Actu de l'ile Maurice
Judiciaire

Escroquerie: Il encaisse Rs 600 000 sur la vente d’un camion, mais n’échappe pas à la justice

A.A.M a voulu jouer au plus malin en août 2011. Il a proposé la vente d’un camion de la marque Mitsubishi à un ancien client, qui à son tour, lui ramène un acheteur. Les trois hommes se rencontrent à Curepipe et l’acheteur, un dénommé R.B, lui remet la somme de Rs 600 000 comme dépôt après avoir vu le camion sur une photo présentée par l’escroc. Le montant de la vente agréé était de Rs  1,150 000. Même s’il y a eu des irrégularités dans la version de deux témoins, dont celle de la victime, portant sur les dates, la Cour a jugé A.A.M coupable d’escroquerie le 26 avril .
Août 2011. R.B est emballé à l’idée d’être au volant d’un nouveau camion. Après des jours de négociations à travers un ancien client de A.A.M, il cède considérant que l’offre de vente était alléchante. En cour, R.B a présenté des documents pour démontrer ses transactions portant sur le retrait de la somme de Rs 600 000 et aussi de son emprunt contracté auprès de la SBM pour financer cet achat.
R.B ne se doutait pas qu’il allait être berné. Le 11 août, rendez-vous est pris à Curepipe. A.A.M se présente dans une voiture. Il se montre convaincant.
Il sort une photo du camion pour le présenter à l’acheteur et informe R.B que le propriétaire du véhicule est en route pour les rejoindre. L’escroc insiste pour que la somme de Rs 600 000, représentant un dépôt, lui soit remise. Convaincu de la bonne foi de A.A.M, l’acheteur lui remet la somme d’autant plus que l’escroc tient une conversation “imaginaire” sur son portable avec le vendeur.

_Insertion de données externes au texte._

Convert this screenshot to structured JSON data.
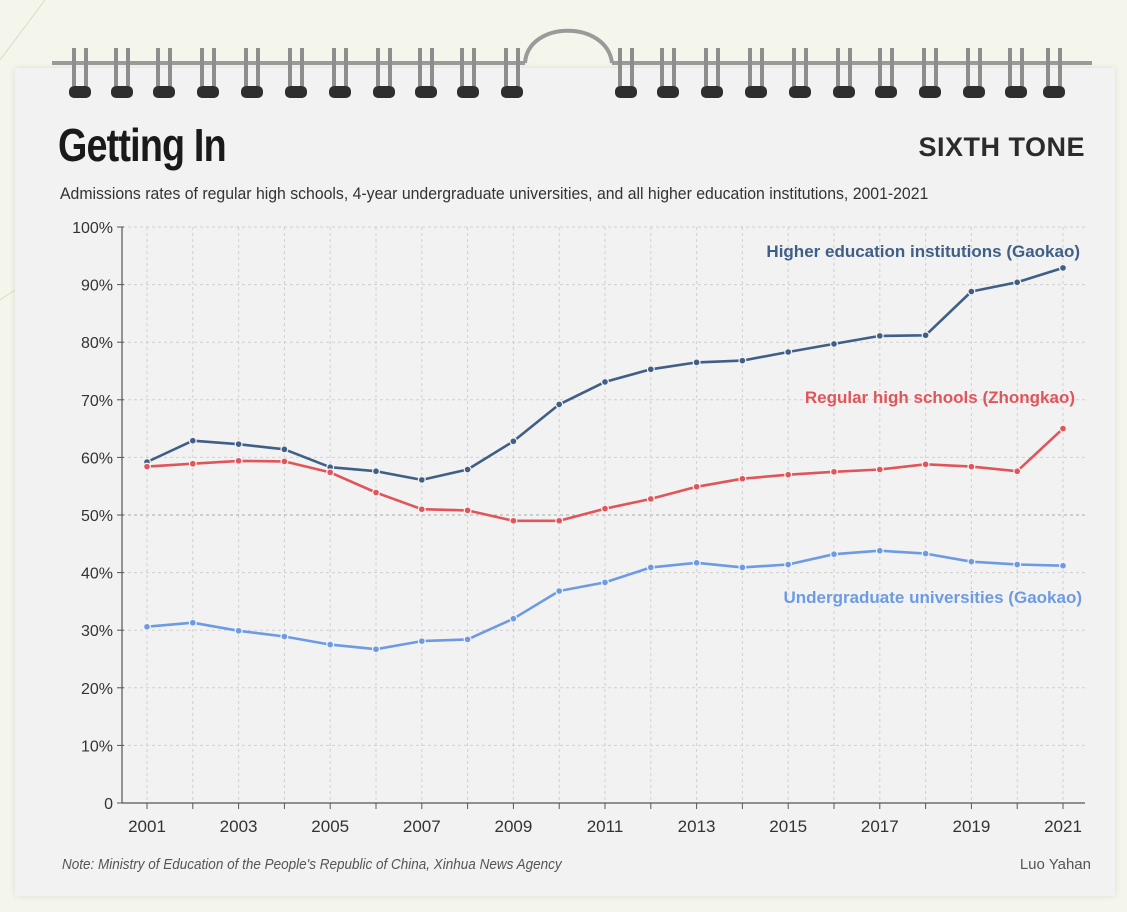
{
  "header": {
    "title": "Getting In",
    "brand": "SIXTH TONE",
    "subtitle": "Admissions rates of regular high schools, 4-year undergraduate universities, and all higher education institutions, 2001-2021"
  },
  "footer": {
    "note": "Note: Ministry of Education of the People's Republic of China, Xinhua News Agency",
    "author": "Luo Yahan"
  },
  "colors": {
    "higher_education": "#3f5f86",
    "high_schools": "#e0555a",
    "undergraduate": "#6d9be3",
    "grid": "#d0d0d0",
    "axis": "#555555"
  },
  "chart_data": {
    "type": "line",
    "x": [
      2001,
      2002,
      2003,
      2004,
      2005,
      2006,
      2007,
      2008,
      2009,
      2010,
      2011,
      2012,
      2013,
      2014,
      2015,
      2016,
      2017,
      2018,
      2019,
      2020,
      2021
    ],
    "x_tick_labels": [
      "2001",
      "2003",
      "2005",
      "2007",
      "2009",
      "2011",
      "2013",
      "2015",
      "2017",
      "2019",
      "2021"
    ],
    "y_tick_labels": [
      "0",
      "10%",
      "20%",
      "30%",
      "40%",
      "50%",
      "60%",
      "70%",
      "80%",
      "90%",
      "100%"
    ],
    "ylim": [
      0,
      100
    ],
    "grid": true,
    "series": [
      {
        "name": "Higher education institutions (Gaokao)",
        "color": "#3f5f86",
        "values": [
          59.2,
          62.9,
          62.3,
          61.4,
          58.3,
          57.6,
          56.1,
          57.9,
          62.8,
          69.2,
          73.1,
          75.3,
          76.5,
          76.8,
          78.3,
          79.7,
          81.1,
          81.2,
          88.8,
          90.4,
          92.9
        ]
      },
      {
        "name": "Regular high schools (Zhongkao)",
        "color": "#e0555a",
        "values": [
          58.4,
          58.9,
          59.4,
          59.3,
          57.4,
          53.9,
          51.0,
          50.8,
          49.0,
          49.0,
          51.1,
          52.8,
          54.9,
          56.3,
          57.0,
          57.5,
          57.9,
          58.8,
          58.4,
          57.6,
          65.0
        ]
      },
      {
        "name": "Undergraduate universities (Gaokao)",
        "color": "#6d9be3",
        "values": [
          30.6,
          31.3,
          29.9,
          28.9,
          27.5,
          26.7,
          28.1,
          28.4,
          32.0,
          36.8,
          38.3,
          40.9,
          41.7,
          40.9,
          41.4,
          43.2,
          43.8,
          43.3,
          41.9,
          41.4,
          41.2
        ]
      }
    ]
  }
}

La ruse parfaite!
Pour la Cour, “it is clear that the said acts on the part of the Accused were meant to establish the belief of the existence of a fictitious operation, by convincing W2 there was a lorry, which was meant to be sold, by means of the photograph of the alleged lorry shown to W2, and by the Accused appearing to be in contact with the Owner of the said alleged lorry, and the said acts amounted to fraudulent pretences.”
R.B et A.K. J, celui qui l’a mis en contact avec l’escroc, ont expliqué en Cour comment l’escroc a pris l’argent, est entré dans sa voiture pour compter les billets. Selon les deux témoins, l’escroc est ressorti pour leur dire que le propriétaire du véhicule est en route avant de disparaître dans les minutes qui suivent. La Cour a aussi trouvé que A.K.J avait une dent contre l’escroc pour l’avoir vendu une voiture à un prix exorbitant, mais qui avait des problèmes mécaniques.
Même s’il y a eu des irrégularités sur les différentes dates dans la version des témoins, le magistrat D.Gayan, cite un précédent jugement où il avait été précisé que :
“Giving evidence in Court is not a memory test and failure to recollect with precision all the circumstances and details of an incident is understandable. What is important is for the Court to be satisfied that a witness is speaking the truth in substance”, pour balayer le point de la défense. Pour le magistrat, l’affaire a eu lieu en 2011 et ce n’est que six ans et demi après que les témoins sont entendus.
L’accusé a nié en bloc les accusations portées contre lui dès le départ et a maintenu cette position lors de sa comparution en Cour intermédiaire.
Mais au final, vu les preuves et les témoignages présentés par la poursuite, A.A.M a été trouvé coupable pour violation de la section 330 (1) du code criminel, soit :  Swindling (1) quiconque, soit en faisant usage de faux noms ou de fausses qualités, soit en employant des manoeuvres frauduleuses, pour persuader l’existence de fausses entreprises, d’un pouvoir ou d’un crédit imaginaire, ou pour faire naître l’espérance, ou la crainte d’un succès, d’un accident ou de tout autre évènement chimérique, soit au moyen d’un chèque tiré sur une banque à Maurice à l’ordre d’une personne ou au porteur sans provision suffisante au moment de sa présentation se sera fait remettre ou délivrer des fonds, des meubles ou des obligations, dispositions, billets, promesses, quittances ou décharges, et aura, par un de ces moyens, escroqué la totalité ou partie de la fortune d’autrui, sera puni de servitude pénale qui n’excédera pas 10 ans et d’une amende qui n’excédera pas 50,000 roupies.